Potts’ proof is an August 5 report by Standard and Poor’s, which she characterizes as saying, “rising inequality—gaps in both income and wealth—between the very rich and the rest of us is hurting economic growth.”

However, Potts misreads S&P and the underlying research on inequality. Furthermore, she mischaracterizes conservative ideas on the issue. …

… Honest scholars on the left admit that there is no decisive link between income inequality and growth. When the S&P report came out, the Washington Center for Equitable Growth – a left-wing think tank devoted to studying potential links between inequality and growth – threw cold water on it: “[The] overall findings in this academic arena are mixed. Inequality has been found to reduce growth, boost growth or have no effect at all. The varying methods used in these papers end up producing a variety of results.”

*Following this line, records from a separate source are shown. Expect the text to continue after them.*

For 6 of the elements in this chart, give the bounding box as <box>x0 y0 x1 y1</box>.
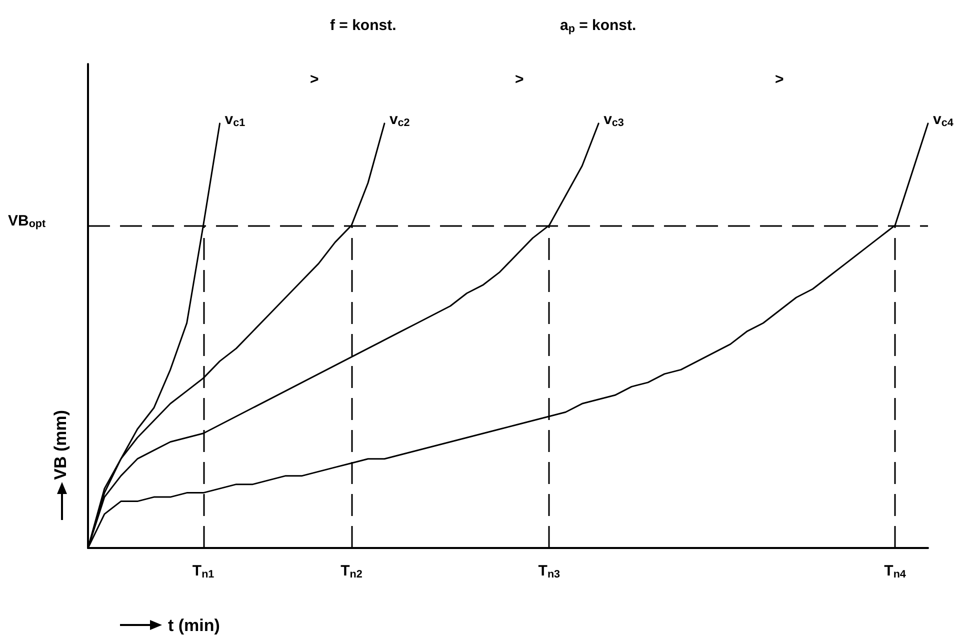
y-axis-title: VB (mm) <box>51 410 70 480</box>
text: > <box>775 71 784 88</box>
text: > <box>515 71 524 88</box>
x-axis-title: t (min) <box>168 616 220 635</box>
text: f = konst. <box>330 17 396 34</box>
text: > <box>310 71 319 88</box>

Another liberal economist, Jared Bernstein, makes clear that although he instinctively agrees with S&P’s conclusion he can’t find convincing evidence of an inequality-growth link. He concludes, “I’m quite certain there’s something to this important connection but I don’t think you see it through some of the most expected channels. Which makes it that much more interesting.”

So the S & P report simply doesn’t prove the connection between rising inequality and stale economic growth. …

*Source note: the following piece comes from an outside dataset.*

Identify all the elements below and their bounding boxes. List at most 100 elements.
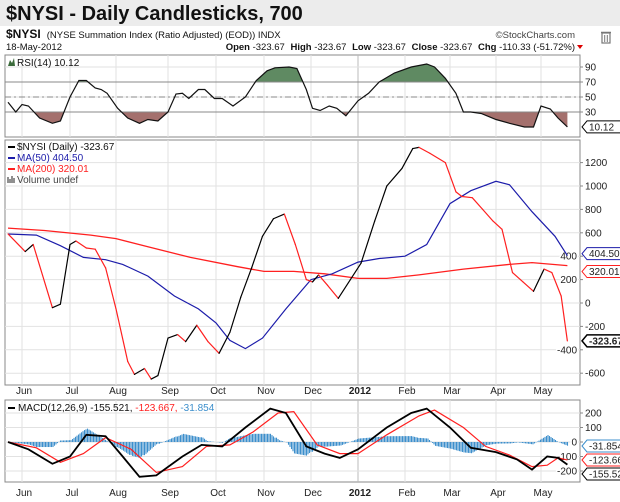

… More broadly, Potts sees unbridgeable disagreement between progressives and conservatives in an area where there is actually broad agreement. Contrary to pundit caricatures, progressives understand that success always involves personal effort and conservatives reserve their greatest concern for those least able to help themselves. Potts ascribes to conservatives the idea that a culture of opportunity and work, and a disdain for handouts, are central to the American character and upward mobility. As much as we would love to own these ideas, they are widely shared – including by progressives. University of Chicago economics professor James Heckman and writer Paul Tough have performed and popularized the rigorous research showing that character traits like conscientiousness and grit are central to children’s success. Two generations ago, President Lyndon Johnson’s Department of Labor sounded the alarm that government programs were fueling dependency and encouraging the breakdown of African-American families. And it wasn’t a conservative who recently said, “I think every kid needs to get a taste of what it’s like to do that real hard work.” That was Michelle Obama.

To Potts’ chagrin, there is no contradiction between a belief that almost everyone can take care of himself or herself with hard work and the understanding that some cannot. In contrast to European social states, the U.S. welfare system has always been heavily targeted at families with young children, the elderly, and the disabled. Some welfare systems are designed to guarantee a modest lifestyle to everyone, regardless of effort. At its best, our system is designed to enable the young to prepare themselves for opportunities and prod healthy adults toward tackling whatever opportunities are available.

Potts proceeds to mischaracterize conservative economic thought as “trickle-down.” The conception of “trickle-down” economics is essentially Keynesian. It is a static view of the economy as a waterpark with a circular flow of existing money.